# Need info on HDS2165



## Old_Nodaker (Nov 1, 2003)

Local JD dealer has one in apparently good shape with 388 hrs for $500, 46" deck. Is this a MTD? Shaft drive? Cast Iron Tranny? Any opinions appreciated.


----------



## Sergeant (Sep 16, 2003)

*HDS2165*

It is a MTD made Cub Cadet. Shaft driven made Between 1994 and 1998. I belive it has a Aluminum transmission. But you may want to ask Neil on the transmission question. That is a pretty good price considering the 2004 Blue Book has 1994 HDS2165 worth betwwen $720.00 and $920.00 in Good-Average condition.


----------



## Durwood (Sep 16, 2003)

> _Originally posted by Old_Nodaker _
> *Local JD dealer has one in apparently good shape with 388 hrs for $500, 46" deck. Is this a MTD? Shaft drive? Cast Iron Tranny?

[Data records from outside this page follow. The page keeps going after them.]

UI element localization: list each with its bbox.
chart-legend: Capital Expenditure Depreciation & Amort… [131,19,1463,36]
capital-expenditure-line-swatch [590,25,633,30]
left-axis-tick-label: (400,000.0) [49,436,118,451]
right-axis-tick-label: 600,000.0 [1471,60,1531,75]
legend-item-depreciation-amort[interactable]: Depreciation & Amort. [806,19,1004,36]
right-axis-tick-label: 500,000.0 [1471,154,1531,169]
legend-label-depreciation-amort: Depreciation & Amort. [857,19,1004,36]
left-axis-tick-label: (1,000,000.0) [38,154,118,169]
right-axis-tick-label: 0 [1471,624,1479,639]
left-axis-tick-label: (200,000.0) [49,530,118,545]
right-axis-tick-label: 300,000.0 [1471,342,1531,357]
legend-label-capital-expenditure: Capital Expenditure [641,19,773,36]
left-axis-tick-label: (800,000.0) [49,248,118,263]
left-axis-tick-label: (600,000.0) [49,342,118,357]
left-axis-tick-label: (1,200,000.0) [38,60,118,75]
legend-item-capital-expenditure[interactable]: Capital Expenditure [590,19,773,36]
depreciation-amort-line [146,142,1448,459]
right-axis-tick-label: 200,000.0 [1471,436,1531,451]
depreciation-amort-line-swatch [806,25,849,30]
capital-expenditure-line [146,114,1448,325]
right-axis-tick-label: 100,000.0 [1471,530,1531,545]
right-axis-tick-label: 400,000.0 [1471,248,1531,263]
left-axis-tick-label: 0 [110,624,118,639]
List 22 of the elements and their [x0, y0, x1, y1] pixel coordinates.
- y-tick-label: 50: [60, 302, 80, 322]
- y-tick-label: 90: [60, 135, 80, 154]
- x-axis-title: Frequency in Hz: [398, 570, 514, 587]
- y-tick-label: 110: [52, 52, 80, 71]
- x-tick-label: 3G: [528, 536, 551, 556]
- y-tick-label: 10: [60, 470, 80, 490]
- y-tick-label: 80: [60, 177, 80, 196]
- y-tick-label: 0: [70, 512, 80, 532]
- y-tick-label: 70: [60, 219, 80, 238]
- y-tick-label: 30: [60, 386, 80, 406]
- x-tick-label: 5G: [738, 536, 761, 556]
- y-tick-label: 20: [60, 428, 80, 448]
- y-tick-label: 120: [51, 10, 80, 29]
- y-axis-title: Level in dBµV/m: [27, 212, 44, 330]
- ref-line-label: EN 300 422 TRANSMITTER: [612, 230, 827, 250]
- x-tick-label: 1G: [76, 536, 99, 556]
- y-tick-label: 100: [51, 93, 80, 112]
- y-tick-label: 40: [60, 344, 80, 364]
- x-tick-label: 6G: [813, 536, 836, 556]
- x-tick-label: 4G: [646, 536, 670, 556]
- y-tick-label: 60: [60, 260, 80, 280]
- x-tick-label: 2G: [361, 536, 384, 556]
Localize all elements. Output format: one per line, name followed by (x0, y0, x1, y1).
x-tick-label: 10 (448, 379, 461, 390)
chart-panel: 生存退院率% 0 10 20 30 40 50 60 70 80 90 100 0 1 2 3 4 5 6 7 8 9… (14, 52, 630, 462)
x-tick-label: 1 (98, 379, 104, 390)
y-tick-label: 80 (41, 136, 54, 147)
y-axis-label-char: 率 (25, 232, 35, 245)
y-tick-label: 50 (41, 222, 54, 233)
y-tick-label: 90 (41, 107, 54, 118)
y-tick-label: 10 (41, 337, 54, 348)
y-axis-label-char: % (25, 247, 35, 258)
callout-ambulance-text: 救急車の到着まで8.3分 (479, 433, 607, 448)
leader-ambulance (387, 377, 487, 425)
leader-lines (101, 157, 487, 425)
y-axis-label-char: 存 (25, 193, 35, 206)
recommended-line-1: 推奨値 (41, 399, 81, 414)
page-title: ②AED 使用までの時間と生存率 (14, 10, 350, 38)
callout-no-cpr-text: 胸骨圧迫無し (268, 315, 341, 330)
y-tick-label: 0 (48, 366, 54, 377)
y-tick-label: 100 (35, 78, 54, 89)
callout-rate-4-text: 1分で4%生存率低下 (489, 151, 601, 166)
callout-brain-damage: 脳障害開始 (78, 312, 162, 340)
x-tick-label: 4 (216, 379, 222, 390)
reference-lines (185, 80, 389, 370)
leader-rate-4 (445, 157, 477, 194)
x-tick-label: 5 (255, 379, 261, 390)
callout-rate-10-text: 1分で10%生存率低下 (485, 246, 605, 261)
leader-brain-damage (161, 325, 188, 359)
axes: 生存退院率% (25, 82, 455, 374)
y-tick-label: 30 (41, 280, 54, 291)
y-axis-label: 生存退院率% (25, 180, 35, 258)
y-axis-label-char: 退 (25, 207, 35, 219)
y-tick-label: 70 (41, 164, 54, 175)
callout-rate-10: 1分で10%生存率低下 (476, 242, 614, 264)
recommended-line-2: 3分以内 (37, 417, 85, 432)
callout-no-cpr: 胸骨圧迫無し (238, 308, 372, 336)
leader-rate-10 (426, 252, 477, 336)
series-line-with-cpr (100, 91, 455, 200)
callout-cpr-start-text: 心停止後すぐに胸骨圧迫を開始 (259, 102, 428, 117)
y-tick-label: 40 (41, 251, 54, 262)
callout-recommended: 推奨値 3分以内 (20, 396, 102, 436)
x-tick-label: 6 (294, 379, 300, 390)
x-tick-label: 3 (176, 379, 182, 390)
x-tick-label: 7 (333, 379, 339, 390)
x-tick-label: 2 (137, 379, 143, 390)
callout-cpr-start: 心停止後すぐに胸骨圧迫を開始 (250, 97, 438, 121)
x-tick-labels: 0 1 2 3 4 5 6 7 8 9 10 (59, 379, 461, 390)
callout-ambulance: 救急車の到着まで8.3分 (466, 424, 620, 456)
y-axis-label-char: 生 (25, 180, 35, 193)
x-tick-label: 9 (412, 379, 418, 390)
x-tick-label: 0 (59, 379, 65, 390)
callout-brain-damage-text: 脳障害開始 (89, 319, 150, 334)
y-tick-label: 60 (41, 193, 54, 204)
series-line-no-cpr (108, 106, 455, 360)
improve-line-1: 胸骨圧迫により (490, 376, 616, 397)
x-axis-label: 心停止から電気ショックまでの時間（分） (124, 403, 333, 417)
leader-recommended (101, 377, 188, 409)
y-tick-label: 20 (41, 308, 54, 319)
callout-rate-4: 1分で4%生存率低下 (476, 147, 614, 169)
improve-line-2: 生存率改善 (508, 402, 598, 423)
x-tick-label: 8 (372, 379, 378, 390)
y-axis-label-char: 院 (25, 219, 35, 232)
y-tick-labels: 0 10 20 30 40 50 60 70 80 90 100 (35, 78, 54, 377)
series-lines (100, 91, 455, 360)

Any opinions appreciated. *


Did you give up on the snapper already?


----------



## Neil_nassau (Feb 23, 2004)

Have you driven this machine?
HDS is a shaft drive hydro with a "clutch pack" . Check it carefully. Your foot controls clutch pack your hand shift controls speed and direction.KEEP YOUR FOOT OFF FOOT PEDAL WHEN DRIVE IS ENGAGED.DONT RIDE IT.
Clutch pak replacement assy is 400+.
Of,course thats a good price on the machine.....even if it needs a little work


----------



## Old_Nodaker (Nov 1, 2003)

I haven't driven it, thought I'd check with you guys before getting to interested. Wouldn't consider it unless you thought it was a great deal.

Haven't given up on the snapper, but it doesn't have a mower deck, only snow blower. I'm really only considering the cub as a replacement for my JD 318 which I only use to pull a cart and ocassional backup for mowing. Would greatly lessen my investment in mowers.


----------